Je bosse avec des copains comme Florent Marchet qui démarrait. Ensuite, un mec me branche pour écrire une chanson pour Dani. J’avais deux ou trois trucs, mais je me suis dit qu’il me fallait un vrai auteur et là je croise Daniel Rozoum. En fait, avec mon groupe, à un moment donné, on a eu Laurent Sinclair comme claviers. Et on avait aussi fait la première partie de Daniel au New Morning, quand ils avaient ressorti Taxi girl chez New Rose. Et donc là je branche Daniel pour voir si on ne peut pas faire une chanson ensemble pour Dani . C’était « Rouge Rose » et c’est sorti. Ensuite, on a fait « Crêve-cœur » et on a eu un retour énorme. Daniel et moi on était assez secoué, on ne pensait pas que cela marquerait autant.
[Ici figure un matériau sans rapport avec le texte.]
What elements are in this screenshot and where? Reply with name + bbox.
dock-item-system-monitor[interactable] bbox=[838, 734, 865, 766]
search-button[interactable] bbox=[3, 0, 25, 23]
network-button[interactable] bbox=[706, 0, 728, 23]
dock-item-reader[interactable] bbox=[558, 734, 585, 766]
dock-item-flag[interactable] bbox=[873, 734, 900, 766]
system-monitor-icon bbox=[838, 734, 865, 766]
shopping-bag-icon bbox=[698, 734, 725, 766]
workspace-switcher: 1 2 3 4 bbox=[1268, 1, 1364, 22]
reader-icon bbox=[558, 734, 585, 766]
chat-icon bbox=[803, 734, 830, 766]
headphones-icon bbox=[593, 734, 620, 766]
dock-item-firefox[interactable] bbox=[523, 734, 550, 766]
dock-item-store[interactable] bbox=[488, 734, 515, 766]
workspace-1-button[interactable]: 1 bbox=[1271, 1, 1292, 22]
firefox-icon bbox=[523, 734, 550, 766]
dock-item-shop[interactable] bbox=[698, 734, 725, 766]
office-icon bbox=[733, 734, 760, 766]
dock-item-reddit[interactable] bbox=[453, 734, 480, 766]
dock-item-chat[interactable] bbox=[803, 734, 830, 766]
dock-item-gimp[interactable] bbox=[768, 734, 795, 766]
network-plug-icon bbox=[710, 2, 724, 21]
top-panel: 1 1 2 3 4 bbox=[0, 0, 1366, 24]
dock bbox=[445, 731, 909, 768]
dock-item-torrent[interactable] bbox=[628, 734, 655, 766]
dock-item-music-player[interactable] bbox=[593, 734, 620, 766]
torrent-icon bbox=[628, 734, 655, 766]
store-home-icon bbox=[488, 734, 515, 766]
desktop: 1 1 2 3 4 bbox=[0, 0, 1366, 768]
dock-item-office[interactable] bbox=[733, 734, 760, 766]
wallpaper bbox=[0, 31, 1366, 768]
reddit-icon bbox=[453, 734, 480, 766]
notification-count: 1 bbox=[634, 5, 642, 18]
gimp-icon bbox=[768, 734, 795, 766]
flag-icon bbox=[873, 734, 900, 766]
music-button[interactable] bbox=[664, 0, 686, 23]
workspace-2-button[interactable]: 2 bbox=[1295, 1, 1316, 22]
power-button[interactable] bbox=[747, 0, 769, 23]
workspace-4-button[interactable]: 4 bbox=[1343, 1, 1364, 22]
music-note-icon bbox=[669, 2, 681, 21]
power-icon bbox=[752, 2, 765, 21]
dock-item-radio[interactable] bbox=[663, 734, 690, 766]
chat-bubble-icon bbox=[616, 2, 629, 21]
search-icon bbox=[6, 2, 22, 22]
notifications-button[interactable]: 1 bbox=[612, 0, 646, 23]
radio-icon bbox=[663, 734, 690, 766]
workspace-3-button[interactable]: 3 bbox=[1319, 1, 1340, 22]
Et je suis aussi propriétaire des bandes puisque je suis producteur. Je fais une licence chez Mercury avec le taulier qui m’avait rendu mon contrat, Santi. Et pour l’anecdote, il y a trois chansons de « Crêve-cœur » qui sont faites à partir de musiques de mon premier album. J’avais vraiment une vision de ce qu’il fallait faire sur Daniel et certaines des chansons qu’on écrivait ne rentraient pas dans la ligne éditoriale que nous avions tracée. Je voulais vraiment que d’un coup cet album soit une claque .
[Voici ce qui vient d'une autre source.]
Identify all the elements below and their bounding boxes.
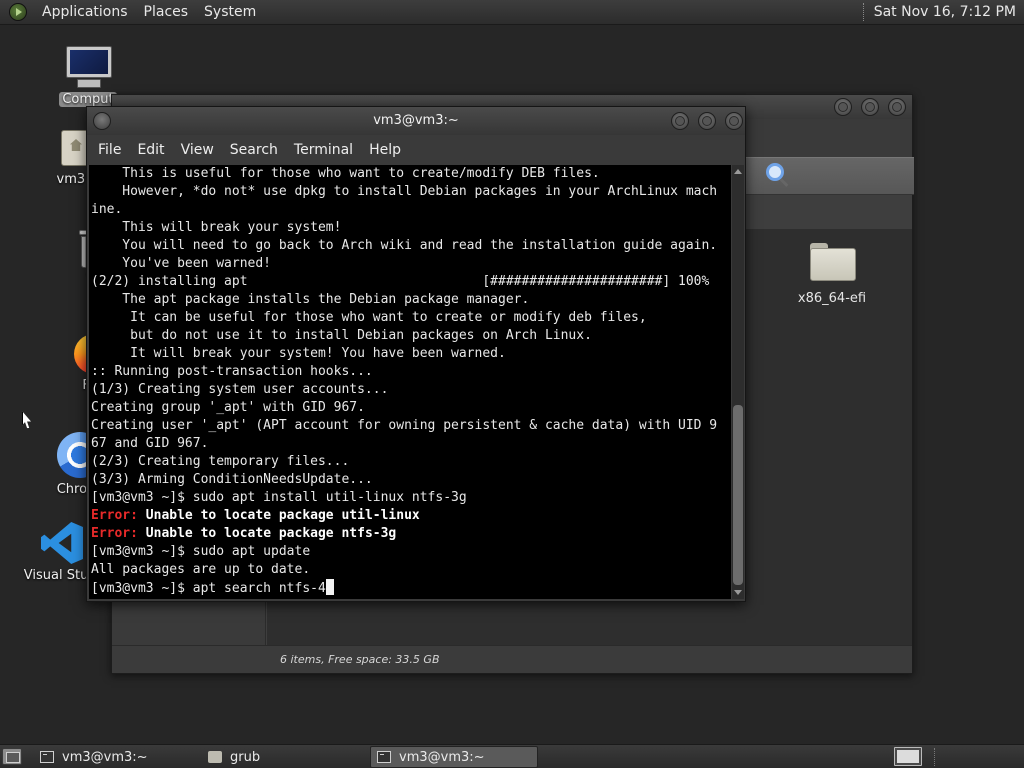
taskbar-item-label: vm3@vm3:~ <box>399 749 485 765</box>
show-desktop-button[interactable] <box>2 748 22 765</box>
menu-help[interactable]: Help <box>361 135 409 165</box>
search-icon[interactable] <box>766 163 784 181</box>
panel-separator <box>934 748 1022 766</box>
terminal-line: (2/2) installing apt [##################… <box>91 274 710 289</box>
terminal-window[interactable]: vm3@vm3:~ File Edit View Search Terminal… <box>86 106 746 602</box>
error-message: Unable to locate package util-linux <box>137 508 420 523</box>
terminal-line: The apt package installs the Debian pack… <box>91 292 530 307</box>
terminal-icon <box>377 751 391 763</box>
terminal-line: ine. <box>91 202 123 217</box>
terminal-titlebar[interactable]: vm3@vm3:~ <box>87 107 745 135</box>
panel-separator <box>862 3 866 21</box>
top-panel: Applications Places System Sat Nov 16, 7… <box>0 0 1024 25</box>
text-cursor <box>325 579 334 595</box>
terminal-error-line: Error: Unable to locate package util-lin… <box>91 507 731 525</box>
mouse-cursor-icon <box>22 411 31 429</box>
close-button[interactable] <box>725 112 743 130</box>
terminal-line: You will need to go back to Arch wiki an… <box>91 238 718 253</box>
clock[interactable]: Sat Nov 16, 7:12 PM <box>874 4 1024 20</box>
folder-icon <box>208 751 222 763</box>
terminal-line: Creating user '_apt' (APT account for ow… <box>91 418 718 433</box>
scroll-up-arrow-icon[interactable] <box>734 169 742 174</box>
menu-view[interactable]: View <box>173 135 222 165</box>
close-button[interactable] <box>888 98 906 116</box>
menu-search[interactable]: Search <box>222 135 286 165</box>
terminal-line: :: Running post-transaction hooks... <box>91 364 373 379</box>
terminal-line: (1/3) Creating system user accounts... <box>91 382 389 397</box>
minimize-button[interactable] <box>671 112 689 130</box>
folder-item[interactable]: x86_64-efi <box>777 243 887 306</box>
workspace-switcher[interactable] <box>894 747 922 766</box>
menu-terminal[interactable]: Terminal <box>286 135 361 165</box>
desktop-icon-label: Comput <box>59 92 117 107</box>
terminal-line: Creating group '_apt' with GID 967. <box>91 400 365 415</box>
bottom-panel: vm3@vm3:~ grub vm3@vm3:~ <box>0 744 1024 768</box>
system-menu[interactable]: System <box>196 0 264 25</box>
terminal-menubar: File Edit View Search Terminal Help <box>87 135 745 165</box>
applications-menu[interactable]: Applications <box>34 0 136 25</box>
taskbar-item-terminal-active[interactable]: vm3@vm3:~ <box>370 746 538 768</box>
taskbar-item-grub[interactable]: grub <box>202 746 366 768</box>
folder-icon <box>810 243 856 281</box>
current-command: [vm3@vm3 ~]$ apt search ntfs-4 <box>91 581 326 596</box>
terminal-line: However, *do not* use dpkg to install De… <box>91 184 718 199</box>
terminal-line: [vm3@vm3 ~]$ sudo apt install util-linux… <box>91 490 467 505</box>
terminal-line: 67 and GID 967. <box>91 436 209 451</box>
error-message: Unable to locate package ntfs-3g <box>137 526 397 541</box>
terminal-line: but do not use it to install Debian pack… <box>91 328 592 343</box>
terminal-line: It can be useful for those who want to c… <box>91 310 647 325</box>
terminal-line: It will break your system! You have been… <box>91 346 506 361</box>
taskbar-item-label: grub <box>230 749 261 765</box>
maximize-button[interactable] <box>698 112 716 130</box>
taskbar-item-terminal[interactable]: vm3@vm3:~ <box>34 746 198 768</box>
distro-logo-icon[interactable] <box>9 3 27 21</box>
terminal-line: This will break your system! <box>91 220 342 235</box>
scroll-down-arrow-icon[interactable] <box>734 590 742 595</box>
terminal-prompt-line[interactable]: [vm3@vm3 ~]$ apt search ntfs-4 <box>91 579 731 597</box>
terminal-line: You've been warned! <box>91 256 272 271</box>
terminal-scrollbar[interactable] <box>732 165 744 599</box>
file-manager-statusbar: 6 items, Free space: 33.5 GB <box>112 645 912 673</box>
status-text: 6 items, Free space: 33.5 GB <box>280 653 440 666</box>
terminal-line: All packages are up to date. <box>91 562 311 577</box>
terminal-icon <box>40 751 54 763</box>
taskbar-item-label: vm3@vm3:~ <box>62 749 148 765</box>
clock-area: Sat Nov 16, 7:12 PM <box>862 0 1024 25</box>
maximize-button[interactable] <box>861 98 879 116</box>
minimize-button[interactable] <box>834 98 852 116</box>
menu-edit[interactable]: Edit <box>129 135 172 165</box>
window-controls <box>662 112 743 130</box>
terminal-line: [vm3@vm3 ~]$ sudo apt update <box>91 544 311 559</box>
terminal-output[interactable]: This is useful for those who want to cre… <box>89 165 731 599</box>
computer-icon <box>64 46 112 90</box>
scrollbar-thumb[interactable] <box>733 405 743 585</box>
terminal-title: vm3@vm3:~ <box>373 113 459 128</box>
error-prefix: Error: <box>91 526 138 541</box>
error-prefix: Error: <box>91 508 138 523</box>
places-menu[interactable]: Places <box>136 0 197 25</box>
window-menu-button[interactable] <box>93 112 111 130</box>
terminal-line: This is useful for those who want to cre… <box>91 166 600 181</box>
terminal-error-line: Error: Unable to locate package ntfs-3g <box>91 525 731 543</box>
terminal-line: (3/3) Arming ConditionNeedsUpdate... <box>91 472 373 487</box>
menu-file[interactable]: File <box>90 135 129 165</box>
vscode-icon <box>41 522 83 564</box>
folder-label: x86_64-efi <box>797 291 867 306</box>
terminal-line: (2/3) Creating temporary files... <box>91 454 350 469</box>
Quand on l’a reçu, on s’est dit « voilà sans doute le meilleur album de Daniel Darc ! »
Quand on faisait ce disque, Daniel était encore un proscrit, mais dés la sortie de « Crêve-cœur », c’était une toute autre musique. Le téléphone ne cessait plus de sonner. Et après Daniel, je me retrouve à faire Stephan Eicher avec « Eldorado ». Il est presque aussi fou que Daniel, même si c’est moins visible. On a mis huit mois à enregistrer huit chansons.
Pour revenir à Daniel ce qui vous liait c’est que vous aviez les mêmes références rock, comme celles qu’il énumère sur le dernier titre de l’album des inédits de « Crêve-cœur ».
Oui, « Hank Williams ».
Après Daniel et Stephan ?
Je fais les « Chansons d’amour » d’Alex Beaupain avec lequel on a décroché un César de la « Meilleure musique de film ». Parallèlement, avec Daniel on a fait les mercenaires en écrivant pour Johnny, Alizée ou Marc Lavoine, qui était fan de Daniel. C’est d’ailleurs grâce à Marc qu’on avait pu signer chez Universal avec Daniel. C’est lui qui a convaincu Pacsal Nègre de signer « Crêve-cœur ».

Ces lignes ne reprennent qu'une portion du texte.